« Lorsque les époux s’entendent sur la rupture du mariage et ses effets, ils constatent, assistés chacun par un avocat, leur accord dans une convention prenant la forme d’un acte sous signature privée contresigné par leurs avocats et établi dans les conditions prévues à l’article 1374.
Cette convention est déposée au rang des minutes d’un notaire, qui contrôle le respect des exigences formelles prévues aux 1° à 6° de l’article 229-3. Il s’assure également que le projet de convention n’a pas été signé avant l’expiration du délai de réflexion prévu à l’article 229-4.
Ce dépôt donne ses effets à la convention en lui conférant date certaine et force exécutoire ».
Article 229-1 du code civil
Le divorce amiable est le principe.
Ainsi les tribunaux sont délestés d’affaires sans conflits particuliers.
Hors de tout procès donc, les avocats assistent chacun des époux.

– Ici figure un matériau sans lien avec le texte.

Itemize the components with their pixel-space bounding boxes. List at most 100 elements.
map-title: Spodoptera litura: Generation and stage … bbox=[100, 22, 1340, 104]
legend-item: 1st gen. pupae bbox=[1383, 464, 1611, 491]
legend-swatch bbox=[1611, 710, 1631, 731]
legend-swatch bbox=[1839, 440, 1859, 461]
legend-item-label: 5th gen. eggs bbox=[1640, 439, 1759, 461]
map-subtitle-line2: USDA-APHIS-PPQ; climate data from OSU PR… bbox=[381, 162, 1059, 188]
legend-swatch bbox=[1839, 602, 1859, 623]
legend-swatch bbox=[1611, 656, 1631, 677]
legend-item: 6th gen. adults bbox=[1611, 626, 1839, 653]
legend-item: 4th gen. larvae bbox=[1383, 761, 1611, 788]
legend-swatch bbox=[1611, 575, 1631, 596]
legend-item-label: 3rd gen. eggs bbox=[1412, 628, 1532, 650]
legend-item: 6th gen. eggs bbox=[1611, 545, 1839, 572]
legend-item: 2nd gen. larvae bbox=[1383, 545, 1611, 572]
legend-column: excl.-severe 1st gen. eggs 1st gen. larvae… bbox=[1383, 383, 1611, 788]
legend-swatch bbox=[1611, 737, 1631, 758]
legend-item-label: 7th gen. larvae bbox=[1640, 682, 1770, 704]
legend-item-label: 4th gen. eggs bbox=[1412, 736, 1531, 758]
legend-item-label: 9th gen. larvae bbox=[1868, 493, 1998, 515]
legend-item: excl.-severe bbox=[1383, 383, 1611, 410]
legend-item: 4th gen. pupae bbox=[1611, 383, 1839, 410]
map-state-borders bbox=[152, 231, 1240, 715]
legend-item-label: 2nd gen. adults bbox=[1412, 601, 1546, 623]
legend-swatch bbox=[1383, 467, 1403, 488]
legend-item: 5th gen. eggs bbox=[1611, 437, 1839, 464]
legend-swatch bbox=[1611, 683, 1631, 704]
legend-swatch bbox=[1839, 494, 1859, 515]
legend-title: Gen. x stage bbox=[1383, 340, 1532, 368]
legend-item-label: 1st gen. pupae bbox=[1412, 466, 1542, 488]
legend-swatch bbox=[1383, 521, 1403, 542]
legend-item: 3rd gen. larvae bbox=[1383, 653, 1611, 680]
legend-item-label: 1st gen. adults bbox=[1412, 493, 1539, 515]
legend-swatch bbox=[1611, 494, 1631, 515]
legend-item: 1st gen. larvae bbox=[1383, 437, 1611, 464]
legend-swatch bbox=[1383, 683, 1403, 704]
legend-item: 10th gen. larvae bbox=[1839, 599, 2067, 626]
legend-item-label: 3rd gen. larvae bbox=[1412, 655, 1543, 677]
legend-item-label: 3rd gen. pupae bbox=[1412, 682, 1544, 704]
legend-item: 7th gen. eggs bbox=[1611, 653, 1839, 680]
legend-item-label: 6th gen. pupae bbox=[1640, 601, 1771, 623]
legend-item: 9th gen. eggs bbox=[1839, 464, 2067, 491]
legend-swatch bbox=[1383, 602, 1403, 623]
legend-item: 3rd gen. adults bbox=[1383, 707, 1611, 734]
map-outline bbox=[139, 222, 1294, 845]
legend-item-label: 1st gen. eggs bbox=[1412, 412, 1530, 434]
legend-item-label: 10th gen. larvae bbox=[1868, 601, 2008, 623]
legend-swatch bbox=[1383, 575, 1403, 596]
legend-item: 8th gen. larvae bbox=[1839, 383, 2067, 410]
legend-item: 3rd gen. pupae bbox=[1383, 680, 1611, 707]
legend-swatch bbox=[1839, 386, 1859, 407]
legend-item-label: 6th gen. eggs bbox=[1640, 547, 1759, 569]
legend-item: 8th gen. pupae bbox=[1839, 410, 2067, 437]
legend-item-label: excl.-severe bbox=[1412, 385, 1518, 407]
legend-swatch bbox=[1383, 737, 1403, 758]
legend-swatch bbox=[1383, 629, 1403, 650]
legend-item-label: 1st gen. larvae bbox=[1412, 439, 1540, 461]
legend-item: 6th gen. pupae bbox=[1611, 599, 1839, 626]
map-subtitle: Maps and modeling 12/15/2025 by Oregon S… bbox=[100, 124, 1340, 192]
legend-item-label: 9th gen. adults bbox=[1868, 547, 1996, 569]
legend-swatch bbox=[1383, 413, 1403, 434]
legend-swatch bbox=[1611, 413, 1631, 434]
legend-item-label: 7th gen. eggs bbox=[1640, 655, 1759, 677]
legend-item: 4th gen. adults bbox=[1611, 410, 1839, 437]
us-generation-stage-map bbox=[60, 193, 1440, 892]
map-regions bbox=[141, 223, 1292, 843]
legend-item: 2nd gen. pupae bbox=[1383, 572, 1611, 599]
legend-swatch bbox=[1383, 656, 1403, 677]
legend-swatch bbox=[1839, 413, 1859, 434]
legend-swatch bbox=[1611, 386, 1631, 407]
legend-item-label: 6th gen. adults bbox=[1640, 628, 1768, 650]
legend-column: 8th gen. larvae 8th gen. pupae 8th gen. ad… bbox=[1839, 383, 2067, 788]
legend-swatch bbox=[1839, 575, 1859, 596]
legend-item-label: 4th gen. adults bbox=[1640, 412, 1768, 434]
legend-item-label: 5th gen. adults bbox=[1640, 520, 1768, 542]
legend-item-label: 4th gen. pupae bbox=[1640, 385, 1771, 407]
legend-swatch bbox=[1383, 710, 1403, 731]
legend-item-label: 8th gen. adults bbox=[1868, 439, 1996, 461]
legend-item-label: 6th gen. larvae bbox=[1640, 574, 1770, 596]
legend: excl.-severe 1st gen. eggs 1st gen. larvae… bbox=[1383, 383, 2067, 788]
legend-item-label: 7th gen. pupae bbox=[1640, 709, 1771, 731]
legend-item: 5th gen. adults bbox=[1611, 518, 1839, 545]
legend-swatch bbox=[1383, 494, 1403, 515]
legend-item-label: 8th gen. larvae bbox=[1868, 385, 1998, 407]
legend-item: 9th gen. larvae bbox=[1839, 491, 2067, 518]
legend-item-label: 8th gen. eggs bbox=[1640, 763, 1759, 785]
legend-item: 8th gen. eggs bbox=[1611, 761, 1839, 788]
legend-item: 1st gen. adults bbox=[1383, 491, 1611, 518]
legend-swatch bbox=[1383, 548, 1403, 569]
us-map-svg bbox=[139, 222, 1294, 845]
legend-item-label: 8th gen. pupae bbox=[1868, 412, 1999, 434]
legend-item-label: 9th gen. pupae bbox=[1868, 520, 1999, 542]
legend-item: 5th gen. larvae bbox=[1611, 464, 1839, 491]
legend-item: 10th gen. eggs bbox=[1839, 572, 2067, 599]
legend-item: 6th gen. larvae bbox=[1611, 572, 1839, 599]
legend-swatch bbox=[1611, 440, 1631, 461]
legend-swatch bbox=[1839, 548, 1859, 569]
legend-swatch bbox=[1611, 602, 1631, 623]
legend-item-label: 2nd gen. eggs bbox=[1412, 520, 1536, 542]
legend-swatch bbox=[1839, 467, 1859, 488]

Ils oeuvrent dans leurs intérêts respectifs. L’objectif est d’aboutir à la conclusion d’un accord qui portera notamment sur :
- la répartition des biens ;
- la résidence habituelle des enfants chez un époux ;
- le droit de visite et d’hébergement de l’autre époux ;
- la résidence alternée de l’enfant ;
- la prestation compensatoire pour compenser la disparité que crée la rupture du mariage dans les conditions de vie des époux ;
- la contribution aux charges d’entretien et d’éducation des enfants.
À noter : cette contribution est souvent confondue avec la pension alimentaire au titre du devoir de secours. Or, la contribution aux charges d’entretien et d’éducation des enfants est une somme versée par un époux pour subvenir aux besoins des enfants qui ne sont pas financièrement autonomes.